E-commerce returns are costly for retailers, ranging from 20-65% of the original item value in most cases when accounting for shipping, restocking, and potential loss in value, which doesn’t include the initial fulfillment cost of picking, packing, and delivery. Pure economic waste costs the industry hundreds of billions of dollars in profits each year. Industry estimates suggest cutting returns in half could boost profits by 25%. Effectively managing returns is thus essential for e-commerce profitability and sustainability and a well-designed returns program with a customer-friendly policy, streamlined process, and responsive communication can enhance customer satisfaction and loyalty leading to higher lifetime value and lower financial loss due to returns.

Improving product descriptions, providing size guidance and high-quality visuals, and leveraging AI to offer virtual try-on tools as well as identify “serial returners” before orders are shipped, are some of the strategies companies are adopting to reduce return rates. The effort is worth the investment because effectively managing e-commerce returns is not just to improve the bottom line, but also to build a positive brand reputation, foster customer loyalty, and drive repeat business.

Integrating e-commerce returns management with sustainable commerce practices, like product refurbishment, donation, and resale programs, can also help minimize waste and environmental impact. As consumers become more conscious of sustainability, retailers that demonstrate responsible reverse logistics can enhance their brand reputation.

Customers shopping online are more prone to making impulse purchases, which coupled with the convenient and lenient return policies offered by many e-commerce brands, can inadvertently encourage higher return rates.

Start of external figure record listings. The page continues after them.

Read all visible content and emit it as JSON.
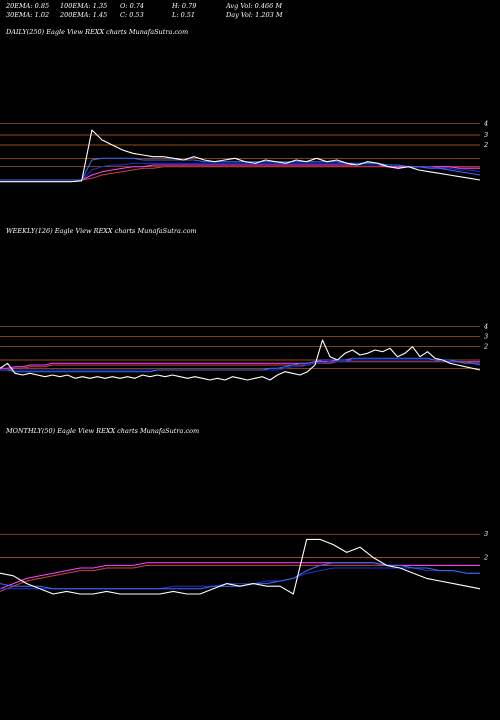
{
  "header": {
    "row1": [
      "20EMA: 0.85",
      "100EMA: 1.35",
      "O: 0.74",
      "H: 0.79",
      "Avg Vol: 0.466  M"
    ],
    "row2": [
      "30EMA: 1.02",
      "200EMA: 1.45",
      "C: 0.53",
      "L: 0.51",
      "Day Vol: 1.203 M"
    ]
  },
  "panels": {
    "daily": {
      "title": "DAILY(250) Eagle   View  REXX  charts MunafaSutra.com"
    },
    "weekly": {
      "title": "WEEKLY(126) Eagle   View  REXX  charts MunafaSutra.com"
    },
    "monthly": {
      "title": "MONTHLY(50) Eagle   View  REXX  charts MunafaSutra.com"
    }
  },
  "colors": {
    "price": "#ffffff",
    "ema_a": "#3a6cff",
    "ema_b": "#2233cc",
    "ema_c": "#ff44ff",
    "ema_d": "#cc4444",
    "hline": "#cc6622"
  },
  "chart_data": [
    {
      "type": "line",
      "title": "DAILY(250) Eagle   View  REXX  charts MunafaSutra.com",
      "yticks": [
        "4",
        "3",
        "2"
      ],
      "ylim": [
        0,
        6
      ],
      "hlines": [
        4.6,
        3.9,
        3.3,
        2.5,
        2.0
      ],
      "series": [
        {
          "role": "price",
          "values": [
            1.1,
            1.1,
            1.1,
            1.1,
            1.1,
            1.1,
            1.1,
            1.1,
            1.15,
            4.2,
            3.6,
            3.3,
            3.0,
            2.8,
            2.7,
            2.6,
            2.6,
            2.5,
            2.4,
            2.6,
            2.4,
            2.3,
            2.4,
            2.5,
            2.3,
            2.2,
            2.4,
            2.3,
            2.2,
            2.4,
            2.3,
            2.5,
            2.3,
            2.4,
            2.2,
            2.1,
            2.3,
            2.2,
            2.0,
            1.9,
            2.0,
            1.8,
            1.7,
            1.6,
            1.5,
            1.4,
            1.3,
            1.2
          ]
        },
        {
          "role": "ema_a",
          "values": [
            1.2,
            1.2,
            1.2,
            1.2,
            1.2,
            1.2,
            1.2,
            1.2,
            1.2,
            2.4,
            2.5,
            2.5,
            2.5,
            2.5,
            2.4,
            2.4,
            2.4,
            2.4,
            2.4,
            2.4,
            2.3,
            2.3,
            2.3,
            2.3,
            2.3,
            2.3,
            2.3,
            2.3,
            2.3,
            2.3,
            2.3,
            2.3,
            2.3,
            2.3,
            2.2,
            2.2,
            2.2,
            2.2,
            2.1,
            2.1,
            2.0,
            2.0,
            1.9,
            1.9,
            1.8,
            1.7,
            1.6,
            1.5
          ]
        },
        {
          "role": "ema_b",
          "values": [
            1.2,
            1.2,
            1.2,
            1.2,
            1.2,
            1.2,
            1.2,
            1.2,
            1.2,
            1.8,
            2.0,
            2.1,
            2.1,
            2.2,
            2.2,
            2.2,
            2.2,
            2.2,
            2.2,
            2.2,
            2.2,
            2.2,
            2.2,
            2.2,
            2.2,
            2.2,
            2.2,
            2.2,
            2.2,
            2.2,
            2.2,
            2.2,
            2.2,
            2.2,
            2.2,
            2.1,
            2.1,
            2.1,
            2.1,
            2.1,
            2.0,
            2.0,
            2.0,
            1.9,
            1.9,
            1.8,
            1.8,
            1.7
          ]
        },
        {
          "role": "ema_c",
          "values": [
            1.2,
            1.2,
            1.2,
            1.2,
            1.2,
            1.2,
            1.2,
            1.2,
            1.2,
            1.5,
            1.7,
            1.8,
            1.9,
            2.0,
            2.0,
            2.1,
            2.1,
            2.1,
            2.1,
            2.1,
            2.1,
            2.1,
            2.1,
            2.1,
            2.1,
            2.1,
            2.1,
            2.1,
            2.1,
            2.1,
            2.1,
            2.1,
            2.1,
            2.1,
            2.1,
            2.1,
            2.1,
            2.1,
            2.0,
            2.0,
            2.0,
            2.0,
            2.0,
            2.0,
            2.0,
            1.9,
            1.9,
            1.9
          ]
        },
        {
          "role": "ema_d",
          "values": [
            1.2,
            1.2,
            1.2,
            1.2,
            1.2,
            1.2,
            1.2,
            1.2,
            1.2,
            1.3,
            1.5,
            1.6,
            1.7,
            1.8,
            1.9,
            1.9,
            2.0,
            2.0,
            2.0,
            2.0,
            2.0,
            2.0,
            2.0,
            2.0,
            2.0,
            2.0,
            2.0,
            2.0,
            2.0,
            2.0,
            2.0,
            2.0,
            2.0,
            2.0,
            2.0,
            2.0,
            2.0,
            2.0,
            2.0,
            2.0,
            2.0,
            2.0,
            2.0,
            2.0,
            2.0,
            2.0,
            2.0,
            2.0
          ]
        }
      ]
    },
    {
      "type": "line",
      "title": "WEEKLY(126) Eagle   View  REXX  charts MunafaSutra.com",
      "yticks": [
        "4",
        "3",
        "2"
      ],
      "ylim": [
        0,
        6
      ],
      "hlines": [
        4.4,
        3.8,
        3.2,
        2.4,
        1.9
      ],
      "series": [
        {
          "role": "price",
          "values": [
            1.9,
            2.2,
            1.6,
            1.5,
            1.6,
            1.5,
            1.4,
            1.5,
            1.4,
            1.5,
            1.3,
            1.4,
            1.3,
            1.4,
            1.3,
            1.4,
            1.3,
            1.4,
            1.3,
            1.5,
            1.4,
            1.5,
            1.4,
            1.5,
            1.4,
            1.3,
            1.4,
            1.3,
            1.2,
            1.3,
            1.2,
            1.4,
            1.3,
            1.2,
            1.3,
            1.4,
            1.2,
            1.5,
            1.7,
            1.6,
            1.5,
            1.7,
            2.1,
            3.6,
            2.6,
            2.4,
            2.8,
            3.0,
            2.7,
            2.8,
            3.0,
            2.9,
            3.1,
            2.6,
            2.8,
            3.2,
            2.6,
            2.9,
            2.5,
            2.4,
            2.2,
            2.1,
            2.0,
            1.9,
            1.8
          ]
        },
        {
          "role": "ema_a",
          "values": [
            1.8,
            1.8,
            1.7,
            1.7,
            1.7,
            1.7,
            1.7,
            1.7,
            1.7,
            1.7,
            1.7,
            1.7,
            1.7,
            1.7,
            1.7,
            1.7,
            1.7,
            1.7,
            1.7,
            1.7,
            1.7,
            1.8,
            1.8,
            1.8,
            1.8,
            1.8,
            1.8,
            1.8,
            1.8,
            1.8,
            1.8,
            1.8,
            1.8,
            1.8,
            1.8,
            1.8,
            1.9,
            1.9,
            2.0,
            2.1,
            2.2,
            2.2,
            2.3,
            2.4,
            2.4,
            2.4,
            2.4,
            2.5,
            2.5,
            2.5,
            2.5,
            2.5,
            2.5,
            2.5,
            2.5,
            2.5,
            2.5,
            2.5,
            2.4,
            2.4,
            2.4,
            2.3,
            2.3,
            2.2,
            2.1
          ]
        },
        {
          "role": "ema_b",
          "values": [
            1.8,
            1.8,
            1.8,
            1.8,
            1.8,
            1.8,
            1.8,
            1.8,
            1.8,
            1.8,
            1.8,
            1.8,
            1.8,
            1.8,
            1.8,
            1.8,
            1.8,
            1.8,
            1.8,
            1.8,
            1.8,
            1.8,
            1.8,
            1.8,
            1.8,
            1.8,
            1.8,
            1.8,
            1.8,
            1.8,
            1.8,
            1.8,
            1.8,
            1.8,
            1.8,
            1.8,
            1.8,
            1.8,
            1.9,
            2.0,
            2.0,
            2.1,
            2.2,
            2.2,
            2.3,
            2.3,
            2.3,
            2.4,
            2.4,
            2.4,
            2.4,
            2.4,
            2.4,
            2.4,
            2.4,
            2.4,
            2.4,
            2.4,
            2.4,
            2.3,
            2.3,
            2.3,
            2.3,
            2.2,
            2.2
          ]
        },
        {
          "role": "ema_c",
          "values": [
            1.9,
            1.9,
            2.0,
            2.0,
            2.1,
            2.1,
            2.1,
            2.2,
            2.2,
            2.2,
            2.2,
            2.2,
            2.2,
            2.2,
            2.2,
            2.2,
            2.2,
            2.2,
            2.2,
            2.2,
            2.2,
            2.2,
            2.2,
            2.2,
            2.2,
            2.2,
            2.2,
            2.2,
            2.2,
            2.2,
            2.2,
            2.2,
            2.2,
            2.2,
            2.2,
            2.2,
            2.2,
            2.2,
            2.2,
            2.2,
            2.2,
            2.2,
            2.3,
            2.3,
            2.3,
            2.4,
            2.4,
            2.4,
            2.4,
            2.4,
            2.4,
            2.4,
            2.4,
            2.4,
            2.4,
            2.4,
            2.4,
            2.4,
            2.4,
            2.3,
            2.3,
            2.3,
            2.3,
            2.3,
            2.3
          ]
        },
        {
          "role": "ema_d",
          "values": [
            1.8,
            1.8,
            1.9,
            1.9,
            2.0,
            2.0,
            2.0,
            2.1,
            2.1,
            2.1,
            2.1,
            2.1,
            2.1,
            2.1,
            2.1,
            2.1,
            2.1,
            2.1,
            2.1,
            2.1,
            2.1,
            2.1,
            2.1,
            2.1,
            2.1,
            2.1,
            2.1,
            2.1,
            2.1,
            2.1,
            2.1,
            2.1,
            2.1,
            2.1,
            2.1,
            2.1,
            2.1,
            2.1,
            2.1,
            2.1,
            2.1,
            2.1,
            2.2,
            2.2,
            2.2,
            2.3,
            2.3,
            2.3,
            2.3,
            2.3,
            2.3,
            2.3,
            2.3,
            2.3,
            2.3,
            2.3,
            2.3,
            2.3,
            2.3,
            2.3,
            2.3,
            2.3,
            2.2,
            2.2,
            2.2
          ]
        }
      ]
    },
    {
      "type": "line",
      "title": "MONTHLY(50) Eagle   View  REXX  charts MunafaSutra.com",
      "yticks": [
        "3",
        "2"
      ],
      "ylim": [
        0,
        5
      ],
      "hlines": [
        3.3,
        2.4
      ],
      "series": [
        {
          "role": "price",
          "values": [
            1.8,
            1.7,
            1.4,
            1.2,
            1.0,
            1.1,
            1.0,
            1.0,
            1.1,
            1.0,
            1.0,
            1.0,
            1.0,
            1.1,
            1.0,
            1.0,
            1.2,
            1.4,
            1.3,
            1.4,
            1.3,
            1.3,
            1.0,
            3.1,
            3.1,
            2.9,
            2.6,
            2.8,
            2.4,
            2.1,
            2.0,
            1.8,
            1.6,
            1.5,
            1.4,
            1.3,
            1.2
          ]
        },
        {
          "role": "ema_a",
          "values": [
            1.4,
            1.3,
            1.3,
            1.3,
            1.2,
            1.2,
            1.2,
            1.2,
            1.2,
            1.2,
            1.2,
            1.2,
            1.2,
            1.2,
            1.2,
            1.2,
            1.3,
            1.3,
            1.3,
            1.4,
            1.4,
            1.5,
            1.6,
            1.9,
            2.1,
            2.2,
            2.2,
            2.2,
            2.2,
            2.1,
            2.1,
            2.0,
            2.0,
            1.9,
            1.9,
            1.8,
            1.8
          ]
        },
        {
          "role": "ema_b",
          "values": [
            1.2,
            1.2,
            1.2,
            1.2,
            1.2,
            1.2,
            1.2,
            1.2,
            1.2,
            1.2,
            1.2,
            1.2,
            1.2,
            1.3,
            1.3,
            1.3,
            1.3,
            1.4,
            1.4,
            1.4,
            1.5,
            1.5,
            1.6,
            1.8,
            1.9,
            2.0,
            2.0,
            2.0,
            2.0,
            2.0,
            2.0,
            2.0,
            1.9,
            1.9,
            1.9,
            1.8,
            1.8
          ]
        },
        {
          "role": "ema_c",
          "values": [
            1.2,
            1.4,
            1.6,
            1.7,
            1.8,
            1.9,
            2.0,
            2.0,
            2.1,
            2.1,
            2.1,
            2.2,
            2.2,
            2.2,
            2.2,
            2.2,
            2.2,
            2.2,
            2.2,
            2.2,
            2.2,
            2.2,
            2.2,
            2.2,
            2.2,
            2.2,
            2.2,
            2.2,
            2.2,
            2.1,
            2.1,
            2.1,
            2.1,
            2.1,
            2.1,
            2.1,
            2.1
          ]
        },
        {
          "role": "ema_d",
          "values": [
            1.1,
            1.3,
            1.5,
            1.6,
            1.7,
            1.8,
            1.9,
            1.9,
            2.0,
            2.0,
            2.0,
            2.1,
            2.1,
            2.1,
            2.1,
            2.1,
            2.1,
            2.1,
            2.1,
            2.1,
            2.1,
            2.1,
            2.1,
            2.1,
            2.1,
            2.1,
            2.1,
            2.1,
            2.1,
            2.1,
            2.1,
            2.1,
            2.1,
            2.1,
            2.1,
            2.1,
            2.1
          ]
        }
      ]
    }
  ]
}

Frequent returns can also damage brand reputation and erode customer trust, leading to higher cart abandonment. Businesses must strike a balance between intentionally attracting high-value customers with customer-centric returns policies and limiting sales, and thus growth, by being too restrictive in this area.

Demographics

Several research studies have been published on the demographics associated with high e-commerce return rates, and the groups returning items most often tend to be:

  • Higher-Income Households: These shoppers are more likely to return items, possibly because they shop for fun or take chances on products they haven’t fully researched.
  • Wealthier Countries: Countries with higher economic strength, like the U.S., U.K., and Germany, have higher return rates. This is partly due to more lenient return policies and higher disposable incomes.
  • Frequent Shoppers: Enthusiastic shoppers who are excited to explore new products tend to return items more frequently.
  • Apparel Shoppers: Customers buying apparel have one of the highest return rates because they can’t try on clothing before purchasing online.

These insights suggest that understanding the demographics and behaviors of a brand’s customers can help retailers implement strategies specific to their business to reduce return rates.

Summary

Changes in consumer behavior, such as the preference for easy returns and free return shipping, are driving higher return rates, which has significant operational and financial implications for online retailers, forcing them to tackle the problem head-on as it can no longer take a back seat.

A multi-pronged approach focused on enhancing the customer experience, optimizing reverse logistics, and leveraging data-driven insights can transform this liability into a competitive advantage. Offering incentives like extended return windows, store credits, or free exchanges instead of refunds can encourage customers to retain their purchases and prevent revenue erosion.

By getting returns right with clear returns policies, demographic-tailored solutions that don’t compromise business objectives, and proactive customer support, retailers can build customer loyalty, improve profitability, and contribute to more sustainable commerce. If done well, customers will buy again. Done poorly, and they will never look back.